Amtsgericht:Gut "gedealt"

Lesezeit: 2 min

Ein Mann bezieht Arbeitslosengeld II, obwohl er als Versicherungsvertreter Geld verdient. Mit diesem zahlt er Schulden zurück. Der 65-jährige gesteht gewerbsmäßigen Betrug und kommt mit Bewährungsstrafe davon

Von Alexander Kappen, Freising

Es sei nicht so gewesen, dass er mit den 75 000 Euro, die er zwischen 2008 und 2013 unrechtmäßig von der Arbeitsagentur kassiert hatte, "ein Leben in Saus und Braus geführt habe", sagte Walter H. (alle Namen geändert). Er habe das Geld vielmehr dafür verwendet, "das wiedergutzumachen, was ich ganz allein verbockt habe", erklärte er in der Schöffensitzung des Freisinger Amtsgerichts. Der heute 65-jährige Angeklagte geriet 2008 finanziell in Schieflage und meldete Privatinsolvenz an. Das Versicherungs- und Immobilienunternehmen, das er im südlichen Landkreis zuvor gemeinsam mit seinem ebenfalls angeklagten Sohn Martin H., 30, geführt hatte, übertrug er diesem ganz und beantragte Arbeitslosengeld II. Allerdings fungierte Martin H., der nun in einer anderen Firma eine Festanstellung hatte, nur auf dem Papier als Betreiber des Büros. In Wirklichkeit führte es sein Vater weiter. Dieser erzielte mit dem Unternehmen Einkünfte und zahlte damit nach eigenen Angaben seine aufgelaufenen Schulden weiter ab.
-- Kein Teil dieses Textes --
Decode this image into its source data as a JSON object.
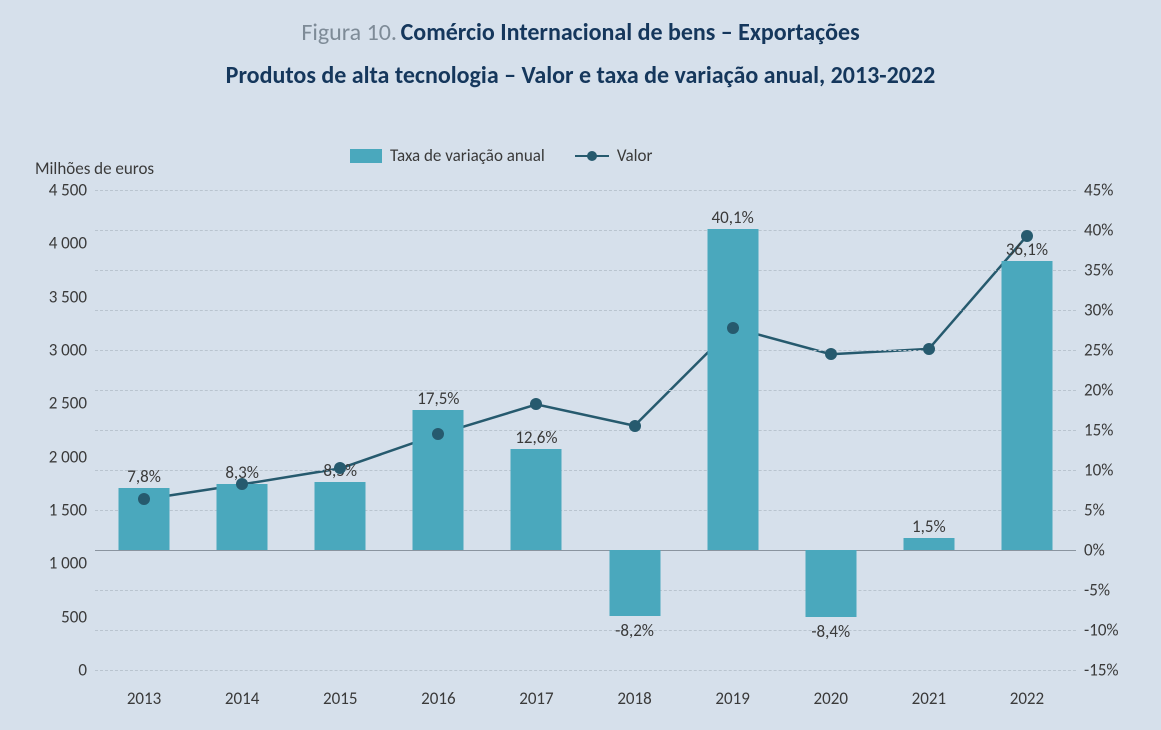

Da Walter H. somit keinen Anspruch auf Arbeitslosengeld gehabt hätte, verurteilte ihn das Gericht jetzt wegen gewerbsmäßigen Betrugs zu einer Haftstrafe von einem Jahr und drei Monaten, die für zwei Jahre zur Bewährung ausgesetzt wird. Das Verfahren gegen seinen Sohn Martin H. - beide Angeklagten waren in vollem Umfang geständig - wurde gegen eine Geldauflage von 5000 Euro eingestellt. Er hatte sich der Beihilfe zum Betrug schuldig gemacht.

Das Urteil basierte auf einer Verständigung zwischen Gericht, Staatsanwaltschaft und Verteidigung. Richter Manfred Kastlmeier stellte Walter H. im Fall eines Geständnisses eine Bewährungsstrafe von höchstens eineinhalb Jahren in Aussicht und betonte: "Das ist ein sehr günstiges Angebot." Die beiden Angeklagten gingen schließlich auf den "Deal" ein und räumten den Tatvorwurf vollständig ein.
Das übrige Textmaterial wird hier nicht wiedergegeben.